Ils offrent aussi aux entreprises des conseils pratiques sur les mesures à prendre pour s’assurer qu’elles respectent bien les droits reconnus sur le plan international et pour remédier à toute répercussion de la violation de ces droits. Le dispositif d’ensemble ainsi constitué permet de disposer d’un cadre commun pour agir et établir les responsabilités, et donc pour évaluer le comportement des États comme des entreprises.

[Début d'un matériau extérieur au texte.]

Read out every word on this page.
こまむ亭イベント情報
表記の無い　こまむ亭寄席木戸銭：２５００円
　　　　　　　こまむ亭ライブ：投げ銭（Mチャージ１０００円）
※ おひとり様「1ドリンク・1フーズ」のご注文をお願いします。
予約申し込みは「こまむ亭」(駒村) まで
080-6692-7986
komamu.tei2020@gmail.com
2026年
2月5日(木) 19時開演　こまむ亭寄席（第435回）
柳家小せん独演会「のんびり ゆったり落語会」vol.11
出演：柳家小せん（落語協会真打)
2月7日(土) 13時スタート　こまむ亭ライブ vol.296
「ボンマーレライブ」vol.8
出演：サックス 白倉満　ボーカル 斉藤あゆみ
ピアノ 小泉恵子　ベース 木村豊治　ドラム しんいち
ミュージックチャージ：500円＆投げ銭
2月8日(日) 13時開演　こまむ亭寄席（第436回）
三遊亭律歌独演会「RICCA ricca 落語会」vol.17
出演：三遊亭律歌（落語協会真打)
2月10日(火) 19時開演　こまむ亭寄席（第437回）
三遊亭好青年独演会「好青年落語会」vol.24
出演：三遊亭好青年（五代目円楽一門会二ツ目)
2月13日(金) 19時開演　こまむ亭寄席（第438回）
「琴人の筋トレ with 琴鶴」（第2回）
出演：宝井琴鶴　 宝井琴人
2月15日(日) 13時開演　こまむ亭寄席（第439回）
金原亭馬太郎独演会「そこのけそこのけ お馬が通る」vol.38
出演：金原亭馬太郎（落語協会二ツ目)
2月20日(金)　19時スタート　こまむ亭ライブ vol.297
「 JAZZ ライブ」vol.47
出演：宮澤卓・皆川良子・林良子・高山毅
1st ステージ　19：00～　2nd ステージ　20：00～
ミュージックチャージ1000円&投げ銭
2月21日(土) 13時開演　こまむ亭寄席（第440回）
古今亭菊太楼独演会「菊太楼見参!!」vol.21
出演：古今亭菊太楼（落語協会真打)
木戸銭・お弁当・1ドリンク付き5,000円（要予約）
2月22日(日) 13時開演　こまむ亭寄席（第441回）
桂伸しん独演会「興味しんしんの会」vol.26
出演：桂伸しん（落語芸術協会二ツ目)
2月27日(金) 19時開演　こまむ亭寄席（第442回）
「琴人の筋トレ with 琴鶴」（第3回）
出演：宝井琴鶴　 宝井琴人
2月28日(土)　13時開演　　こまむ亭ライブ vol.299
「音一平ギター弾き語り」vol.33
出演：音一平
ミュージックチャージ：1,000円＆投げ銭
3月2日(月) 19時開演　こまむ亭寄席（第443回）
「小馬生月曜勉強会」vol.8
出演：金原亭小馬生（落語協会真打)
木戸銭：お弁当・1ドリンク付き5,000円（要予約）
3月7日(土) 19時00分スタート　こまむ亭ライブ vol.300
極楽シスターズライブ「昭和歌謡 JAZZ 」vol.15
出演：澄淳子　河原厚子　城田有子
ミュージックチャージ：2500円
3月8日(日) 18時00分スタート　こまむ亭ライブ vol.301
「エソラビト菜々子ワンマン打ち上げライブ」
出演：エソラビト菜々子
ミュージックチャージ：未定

Un groupe de travail sur la question des droits de l’Homme et des sociétés transnationales et autres entreprises, composé de cinq experts indépendants, a été créé par le Conseil des droits de l’Homme en 2011, dont le mandat permet principalement de promouvoir la diffusion et l’application efficaces et globales des Principes directeurs et de mettre en évidence, partager et promouvoir les bonnes pratiques et les enseignements découlant de la mise en œuvre des Principes directeurs et de procéder à des évaluations et de formuler des recommandations s’y rapportant.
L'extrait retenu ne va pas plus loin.